For many businesses, the collection and processing of customers’ personal data is part of their core business activities. However, the type and degree of processing can vary greatly. Any organization that sells a physical product likely processes payment card and address information as part of their sales process, which is a relatively harmless and widely accepted type of processing. And then, there are organizations make their money off of data processing that is unlikely to be acceptable to the people to whom that data belongs.

As data protection regulations continue to be passed and to come into effect, this second type of data processing will become more and more difficult to do. These regulations have strict protections in place for data that can be used to uniquely identify an individual or household. However, these rules only apply in the case where data is identifiable. In order to support their modern business practices as the regulatory landscape grows more complex, many organizations will need to adopt strong data anonymization solutions.

Introduction to the CCPA

The California Consumer Privacy Act (CCPA) is California’s new data protection regulation. While it was signed into law in June 2018 (and has been heavily revised and updated since), it only went into effect on January 1, 2020.

The CCPA is California’s answer to the EU’s General Data Protection Regulation (GDPR). The GDPR dramatically increased the protections provided to consumers regarding their personal data that is collected and used by companies. Part of the GDPR regulation was a requirement that any organization that wished to collect, store, and process the data of EU citizens abide by equivalent rules, either by operating in a country with a similar data protection law in place or by adopting GDPR-compliant policies within the organization. The CCPA is one of many new laws that have been put into place in the aftermath of the GDPR.

While many of these laws have the same intention, they accomplish their shared goals in very different ways. Regulations like the CCPA and GDPR have some of the same provisions but also have other requirements that the other does not share. For example, the GDPR provides protection of personal data only at the level of the individual, while the CCPA applies to any data that can be used to identify an individual or a specific household.

Most of these data protection regulations, including the GDPR and CCPA, limit an organization’s ability to process the data of its customers. Every use of consumer data, no matter how benign, require explicit permissions from the data subject (the customer). Since many common uses of consumer data are not approved by the data subjects, as demonstrated by the outrage over the numerous Facebook scandals, businesses wishing to use customer data for business purposes are placed in a tough position by the new data protection laws.

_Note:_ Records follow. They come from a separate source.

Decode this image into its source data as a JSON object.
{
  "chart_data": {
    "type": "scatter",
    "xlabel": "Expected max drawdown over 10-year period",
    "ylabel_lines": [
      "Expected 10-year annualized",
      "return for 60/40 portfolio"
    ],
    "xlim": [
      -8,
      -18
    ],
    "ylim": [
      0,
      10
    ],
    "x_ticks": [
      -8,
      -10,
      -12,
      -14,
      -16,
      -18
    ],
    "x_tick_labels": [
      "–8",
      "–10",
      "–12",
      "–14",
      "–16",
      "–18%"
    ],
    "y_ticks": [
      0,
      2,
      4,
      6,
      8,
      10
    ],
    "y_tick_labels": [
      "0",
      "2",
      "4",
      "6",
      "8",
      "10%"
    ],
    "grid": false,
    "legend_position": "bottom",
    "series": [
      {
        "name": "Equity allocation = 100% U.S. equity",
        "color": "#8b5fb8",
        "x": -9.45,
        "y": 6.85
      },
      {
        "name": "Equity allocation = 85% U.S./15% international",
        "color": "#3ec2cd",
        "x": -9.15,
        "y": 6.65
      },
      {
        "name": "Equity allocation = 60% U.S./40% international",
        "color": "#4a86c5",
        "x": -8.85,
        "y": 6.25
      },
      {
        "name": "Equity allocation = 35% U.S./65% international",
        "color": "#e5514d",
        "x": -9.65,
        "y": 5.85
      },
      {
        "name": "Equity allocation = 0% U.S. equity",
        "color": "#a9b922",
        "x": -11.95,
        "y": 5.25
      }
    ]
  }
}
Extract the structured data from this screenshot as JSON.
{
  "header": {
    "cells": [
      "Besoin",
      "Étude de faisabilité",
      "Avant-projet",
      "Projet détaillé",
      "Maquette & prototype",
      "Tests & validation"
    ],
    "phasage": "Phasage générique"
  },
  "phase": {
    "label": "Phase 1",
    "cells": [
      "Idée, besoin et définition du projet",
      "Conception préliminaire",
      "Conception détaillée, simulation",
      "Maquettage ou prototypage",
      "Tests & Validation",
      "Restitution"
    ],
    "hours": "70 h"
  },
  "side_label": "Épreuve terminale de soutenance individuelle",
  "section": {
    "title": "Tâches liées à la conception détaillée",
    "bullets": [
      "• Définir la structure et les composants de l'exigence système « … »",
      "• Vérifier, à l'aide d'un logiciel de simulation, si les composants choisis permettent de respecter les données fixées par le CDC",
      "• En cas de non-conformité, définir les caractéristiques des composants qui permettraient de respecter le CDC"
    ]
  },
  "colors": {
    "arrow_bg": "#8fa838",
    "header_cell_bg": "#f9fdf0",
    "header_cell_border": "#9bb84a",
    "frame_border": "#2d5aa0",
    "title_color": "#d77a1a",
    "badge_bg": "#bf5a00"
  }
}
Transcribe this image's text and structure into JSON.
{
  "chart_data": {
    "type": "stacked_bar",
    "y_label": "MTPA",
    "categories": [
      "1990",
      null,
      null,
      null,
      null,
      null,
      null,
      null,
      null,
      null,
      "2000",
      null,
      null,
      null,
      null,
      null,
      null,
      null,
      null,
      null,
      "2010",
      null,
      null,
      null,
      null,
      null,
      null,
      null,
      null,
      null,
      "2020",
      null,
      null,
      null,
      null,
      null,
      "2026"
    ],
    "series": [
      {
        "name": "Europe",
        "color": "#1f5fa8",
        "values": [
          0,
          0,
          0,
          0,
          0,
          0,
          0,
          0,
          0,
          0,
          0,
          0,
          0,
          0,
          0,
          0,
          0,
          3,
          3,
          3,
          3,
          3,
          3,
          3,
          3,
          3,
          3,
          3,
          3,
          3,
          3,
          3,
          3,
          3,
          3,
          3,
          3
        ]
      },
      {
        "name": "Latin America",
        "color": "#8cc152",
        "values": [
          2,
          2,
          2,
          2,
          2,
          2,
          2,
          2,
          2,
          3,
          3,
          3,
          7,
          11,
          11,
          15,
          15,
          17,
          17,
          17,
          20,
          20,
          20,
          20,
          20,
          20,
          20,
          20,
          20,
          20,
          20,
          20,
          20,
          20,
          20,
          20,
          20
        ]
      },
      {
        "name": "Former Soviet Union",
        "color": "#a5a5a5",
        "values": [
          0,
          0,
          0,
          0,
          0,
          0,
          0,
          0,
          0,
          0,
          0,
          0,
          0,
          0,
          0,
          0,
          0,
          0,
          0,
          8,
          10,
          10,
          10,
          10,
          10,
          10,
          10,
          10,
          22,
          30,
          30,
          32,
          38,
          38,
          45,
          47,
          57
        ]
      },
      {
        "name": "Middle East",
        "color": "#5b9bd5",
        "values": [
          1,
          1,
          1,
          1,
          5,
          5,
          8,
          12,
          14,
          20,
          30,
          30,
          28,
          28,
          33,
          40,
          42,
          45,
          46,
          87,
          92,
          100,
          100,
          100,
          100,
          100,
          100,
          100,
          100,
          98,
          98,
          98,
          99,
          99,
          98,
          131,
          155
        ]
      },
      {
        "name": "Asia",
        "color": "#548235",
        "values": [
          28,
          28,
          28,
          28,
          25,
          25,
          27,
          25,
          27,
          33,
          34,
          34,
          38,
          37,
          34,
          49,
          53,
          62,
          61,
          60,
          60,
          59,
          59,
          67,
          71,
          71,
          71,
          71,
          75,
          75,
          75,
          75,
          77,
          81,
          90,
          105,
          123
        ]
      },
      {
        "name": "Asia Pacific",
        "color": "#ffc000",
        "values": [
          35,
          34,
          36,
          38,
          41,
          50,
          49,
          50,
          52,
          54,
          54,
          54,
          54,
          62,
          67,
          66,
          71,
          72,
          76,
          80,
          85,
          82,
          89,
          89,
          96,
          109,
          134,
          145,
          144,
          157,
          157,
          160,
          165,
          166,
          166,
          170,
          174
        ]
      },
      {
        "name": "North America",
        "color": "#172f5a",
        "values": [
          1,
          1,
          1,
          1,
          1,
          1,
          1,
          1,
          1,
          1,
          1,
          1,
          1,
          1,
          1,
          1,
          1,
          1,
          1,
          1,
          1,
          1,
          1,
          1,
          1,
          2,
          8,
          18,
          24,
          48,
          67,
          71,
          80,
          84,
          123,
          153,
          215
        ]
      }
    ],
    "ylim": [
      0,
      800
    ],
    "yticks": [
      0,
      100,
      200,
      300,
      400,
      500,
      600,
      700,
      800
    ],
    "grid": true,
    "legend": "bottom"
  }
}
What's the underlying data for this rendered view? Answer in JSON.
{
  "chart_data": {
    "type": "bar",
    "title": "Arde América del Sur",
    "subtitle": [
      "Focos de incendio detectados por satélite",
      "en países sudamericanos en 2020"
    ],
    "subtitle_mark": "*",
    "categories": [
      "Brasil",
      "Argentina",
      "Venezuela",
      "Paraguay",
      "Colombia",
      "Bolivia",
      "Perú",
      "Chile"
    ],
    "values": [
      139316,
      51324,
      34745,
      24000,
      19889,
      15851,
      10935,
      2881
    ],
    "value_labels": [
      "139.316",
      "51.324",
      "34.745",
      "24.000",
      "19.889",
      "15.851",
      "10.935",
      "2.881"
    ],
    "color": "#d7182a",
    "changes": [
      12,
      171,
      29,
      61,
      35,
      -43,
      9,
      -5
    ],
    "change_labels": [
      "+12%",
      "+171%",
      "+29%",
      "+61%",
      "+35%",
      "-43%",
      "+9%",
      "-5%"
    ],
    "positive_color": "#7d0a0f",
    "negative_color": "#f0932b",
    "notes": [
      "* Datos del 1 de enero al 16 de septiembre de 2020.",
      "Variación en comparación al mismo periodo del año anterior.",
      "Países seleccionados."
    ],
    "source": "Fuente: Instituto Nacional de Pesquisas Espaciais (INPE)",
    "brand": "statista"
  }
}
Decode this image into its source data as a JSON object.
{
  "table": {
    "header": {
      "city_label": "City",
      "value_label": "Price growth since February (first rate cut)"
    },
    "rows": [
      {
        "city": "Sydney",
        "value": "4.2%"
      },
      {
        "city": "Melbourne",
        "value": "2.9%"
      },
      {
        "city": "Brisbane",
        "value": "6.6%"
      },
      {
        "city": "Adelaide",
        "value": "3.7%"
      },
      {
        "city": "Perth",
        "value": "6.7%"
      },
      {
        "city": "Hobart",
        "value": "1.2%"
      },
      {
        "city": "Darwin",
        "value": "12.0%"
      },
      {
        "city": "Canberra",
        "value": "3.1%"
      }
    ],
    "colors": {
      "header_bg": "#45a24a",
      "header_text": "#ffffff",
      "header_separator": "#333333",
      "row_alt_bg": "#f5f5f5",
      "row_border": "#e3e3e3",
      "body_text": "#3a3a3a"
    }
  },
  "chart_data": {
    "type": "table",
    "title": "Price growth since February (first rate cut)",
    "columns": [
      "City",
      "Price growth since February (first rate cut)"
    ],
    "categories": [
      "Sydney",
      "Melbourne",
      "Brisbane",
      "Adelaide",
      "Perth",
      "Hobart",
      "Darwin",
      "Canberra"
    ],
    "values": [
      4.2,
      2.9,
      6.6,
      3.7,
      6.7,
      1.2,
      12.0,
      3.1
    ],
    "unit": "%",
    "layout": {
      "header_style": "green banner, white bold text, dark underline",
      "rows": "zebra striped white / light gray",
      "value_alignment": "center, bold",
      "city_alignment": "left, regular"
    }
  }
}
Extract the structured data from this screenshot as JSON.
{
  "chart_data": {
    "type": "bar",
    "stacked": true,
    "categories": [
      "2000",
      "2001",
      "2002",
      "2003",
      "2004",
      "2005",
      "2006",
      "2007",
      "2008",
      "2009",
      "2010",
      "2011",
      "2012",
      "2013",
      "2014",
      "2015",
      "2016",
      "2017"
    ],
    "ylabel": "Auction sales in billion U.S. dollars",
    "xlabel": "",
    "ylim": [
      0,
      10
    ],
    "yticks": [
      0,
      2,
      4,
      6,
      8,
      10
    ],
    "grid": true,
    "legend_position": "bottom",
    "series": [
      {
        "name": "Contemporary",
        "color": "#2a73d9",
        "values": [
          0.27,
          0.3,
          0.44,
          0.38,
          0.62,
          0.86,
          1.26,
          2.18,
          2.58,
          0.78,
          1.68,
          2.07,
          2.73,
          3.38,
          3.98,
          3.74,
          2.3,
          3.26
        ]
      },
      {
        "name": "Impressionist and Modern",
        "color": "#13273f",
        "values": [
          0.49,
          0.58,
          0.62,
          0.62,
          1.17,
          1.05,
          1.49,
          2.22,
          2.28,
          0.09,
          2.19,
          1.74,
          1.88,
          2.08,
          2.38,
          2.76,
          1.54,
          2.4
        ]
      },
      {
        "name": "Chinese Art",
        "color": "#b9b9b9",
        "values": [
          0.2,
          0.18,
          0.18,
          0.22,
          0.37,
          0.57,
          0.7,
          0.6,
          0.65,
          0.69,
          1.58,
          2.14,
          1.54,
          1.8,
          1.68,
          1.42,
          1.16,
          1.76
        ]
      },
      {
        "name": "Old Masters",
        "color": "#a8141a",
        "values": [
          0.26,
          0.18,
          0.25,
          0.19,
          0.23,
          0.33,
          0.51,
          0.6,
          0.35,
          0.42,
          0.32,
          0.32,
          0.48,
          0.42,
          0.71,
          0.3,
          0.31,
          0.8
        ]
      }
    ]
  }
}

Data Protection and Anonymization

The limitations placed upon the use of consumers’ personal data can make it difficult for many modern organizations to carry out their core business practices. For some organizations that offer “free” services, like social media sites, their revenue model is based upon the sale of targeted advertising to their users, which requires data collection analysis for the targeting. Other organizations, like Google, are actively developing and training machine learning (ML) and artificial intelligence (AI) algorithms that require realistic data for training and testing purposes.

Data protection regulations limit the use of consumer data and require explicit user consent for data collection and processing. As a result, businesses must take advantage of the fact that these regulations only protect data that can be used to uniquely identify an individual or a household. If data is sufficiently anonymized, then the data protection regulations do not apply.

However, organizations wishing to use data anonymization to enable them to process customer data must walk a fine line. If data is too anonymized, it is essentially random and of little or no value for common business applications. On the other hand, data that is not sufficiently anonymized can be de-anonymized, putting the user in a state of regulatory non-compliance.

Research has demonstrated that, for many organizations, the data anonymization processes that they are using are woefully inadequate. Using only 15 features, researchers from the Imperial College London were able to uniquely identify 99.98% of Americans in a dataset anonymized using commonly-used techniques. Since most datasets contain significantly more than 15 features (and additional features simplify the process of de-anonymization), the anonymization techniques used in the study are clearly inadequate.

As additional data protection laws, like the CCPA, come into effect, the need for businesses to perform effective data anonymization will only grow. The GDPR, which went into effect in May 2018, is still in early stages as regulatory organizations work to scale to manage the volume of reports that they receive. (GDPR regulators received 160,000 data breach reports by the end of 2019.) As these regulatory agencies and those governing the enforcement of other data privacy laws mature, failing to properly anonymize customers’ personal data will be more easily detected and more strongly penalized.

Balancing Compliance and Business Needs

As regulations like the GDPR and CCPA come into effect, consumer data is more strongly protected. This can create issues for a number of businesses, who require the ability to process customer data and sell their insights in order to make money. As regulators start taking advantage of their newfound powers, these businesses will need access to stronger data anonymization solutions than those currently in-place.